If you are using this Shield, Simply connect the headers to RXSet and TXSet and you are good to go.

Step 3 – Putting the Bluetooth Module into Command Mode

The Bluetooth module must be connected to the PCB or breadboard after pressing this button. After two seconds, hold the key button down until the Bluetooth module LED begins blinking at a 2-second interval.

While in command mode, the LED on the Bluetooth module blinks at a slower rate than when it is in regular mode.

Step 4 – Code Upload

In the next step, we’ll upload the code, and then open the serial monitor and begin sending AT commands.

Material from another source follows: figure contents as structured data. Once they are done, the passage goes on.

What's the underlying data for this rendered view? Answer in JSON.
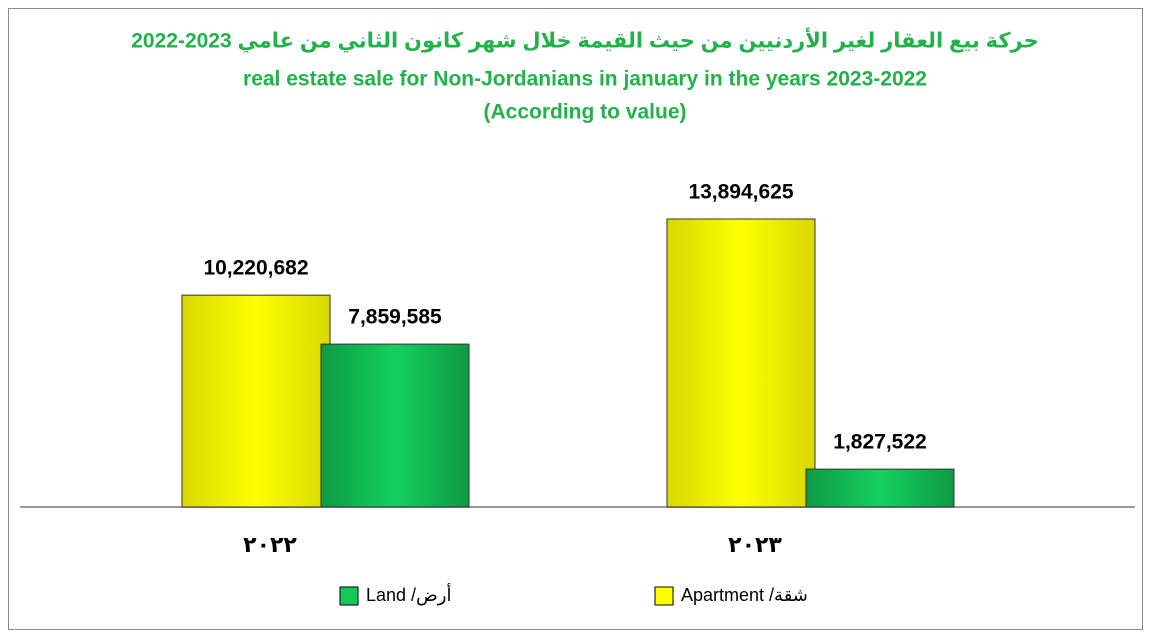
{
  "chart_data": {
    "type": "bar",
    "title": [
      "حركة بيع العقار لغير الأردنيين من حيث القيمة خلال شهر كانون الثاني من عامي 2023-2022",
      "real estate sale for Non-Jordanians in january in the years 2023-2022",
      "(According to value)"
    ],
    "categories": [
      "٢٠٢٢",
      "٢٠٢٣"
    ],
    "series": [
      {
        "name": "شقة/ Apartment",
        "color": "#ffff00",
        "values": [
          10220682,
          13894625
        ],
        "value_labels": [
          "10,220,682",
          "13,894,625"
        ]
      },
      {
        "name": "أرض/ Land",
        "color": "#14c95a",
        "values": [
          7859585,
          1827522
        ],
        "value_labels": [
          "7,859,585",
          "1,827,522"
        ]
      }
    ]
  }
}
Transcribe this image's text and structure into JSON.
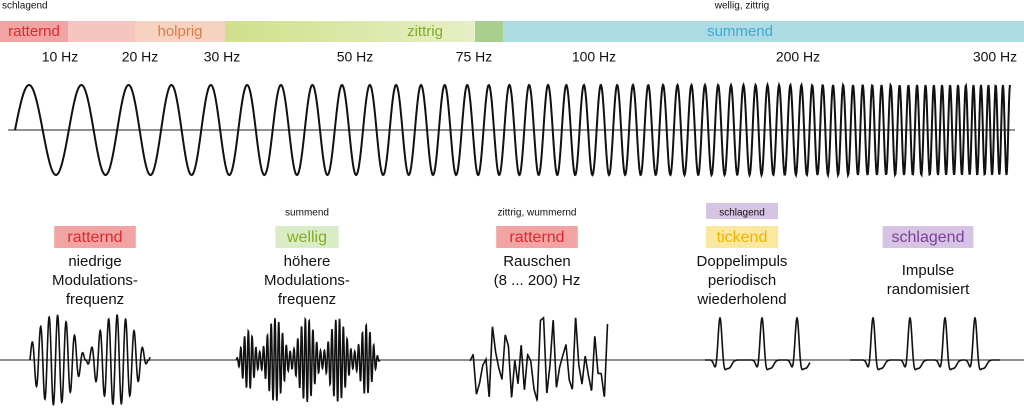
{
  "header": {
    "top_left": "schlagend",
    "top_right": "wellig, zittrig"
  },
  "bands": [
    {
      "label": "ratternd"
    },
    {
      "label": "holprig"
    },
    {
      "label": "zittrig"
    },
    {
      "label": "summend"
    }
  ],
  "frequencies": [
    "10 Hz",
    "20 Hz",
    "30 Hz",
    "50 Hz",
    "75 Hz",
    "100 Hz",
    "200 Hz",
    "300 Hz"
  ],
  "panels": [
    {
      "tag": "ratternd",
      "lines": [
        "niedrige",
        "Modulations-",
        "frequenz"
      ]
    },
    {
      "note": "summend",
      "tag": "wellig",
      "lines": [
        "höhere",
        "Modulations-",
        "frequenz"
      ]
    },
    {
      "note": "zittrig, wummernd",
      "tag": "ratternd",
      "lines": [
        "Rauschen",
        "(8 ... 200) Hz"
      ]
    },
    {
      "note": "schlagend",
      "tag": "tickend",
      "lines": [
        "Doppelimpuls",
        "periodisch",
        "wiederholend"
      ]
    },
    {
      "tag": "schlagend",
      "lines": [
        "Impulse",
        "randomisiert"
      ]
    }
  ]
}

#include <SoftwareSerial.h>
const byte HC12RxdPin = 10;// Recieve Pin on HC12
const byte HC12TxdPin = 11;// Transmit Pin on HC12

SoftwareSerial RSDBlue(HC12TxdPin, HC12RxdPin); // RX - 11 | TX - 10
void setup()
{

Serial.begin(9600);
RSDBlue.begin(38400);//Depends on your HC12 Module, Set Baudrate of Serial Monitor to 9600
Serial.println("Starting Configuration..");
Serial.println("Enter AT Commands : ");

}

void loop()
{
if (RSDBlue.available())
Serial.write(RSDBlue.read());

if (Serial.available())
RSDBlue.write(Serial.read());
}
AT
AT+ROLE=0
AT+NAME=RootSaid BT Module
AT+UART=57600,0,0
AT+POLAR=1,0

The HC05 Module will receive these commands. At this point, you can remove all of the connections, which concludes Part 1.

Step 5 – The Circuit

The schematic is shown here. Remove the headers from RXSet and TXSet and connect them to RXPGM, TXPGM, and RESET if you are using the Shield.Verify the COM Ports in the Arduino IDE.

Use the Arduino IDE and go to Tools>Ports. Take note of what you see there. We’ll need it to get by.

Step 6 – Pairing with the Bluetooth Module

Your laptop’s Bluetooth settings are now accessible, allowing you to scan for nearby devices.

It should show you the Bluetooth module in the list of available modules. Set up a connection, enter a PIN, and pair the device.

Step 8 – Disconnect from PC

A battery or power bank can now be used to power the circuit. This USB cable will be used to connect it to the power bank. You should be aware that there is no connection between the board and the computer at any time.

Step 9 – Upload the code.

Guys, that’s all there is to it! All codes should now be able to be uploaded to the Arduino without a data cable.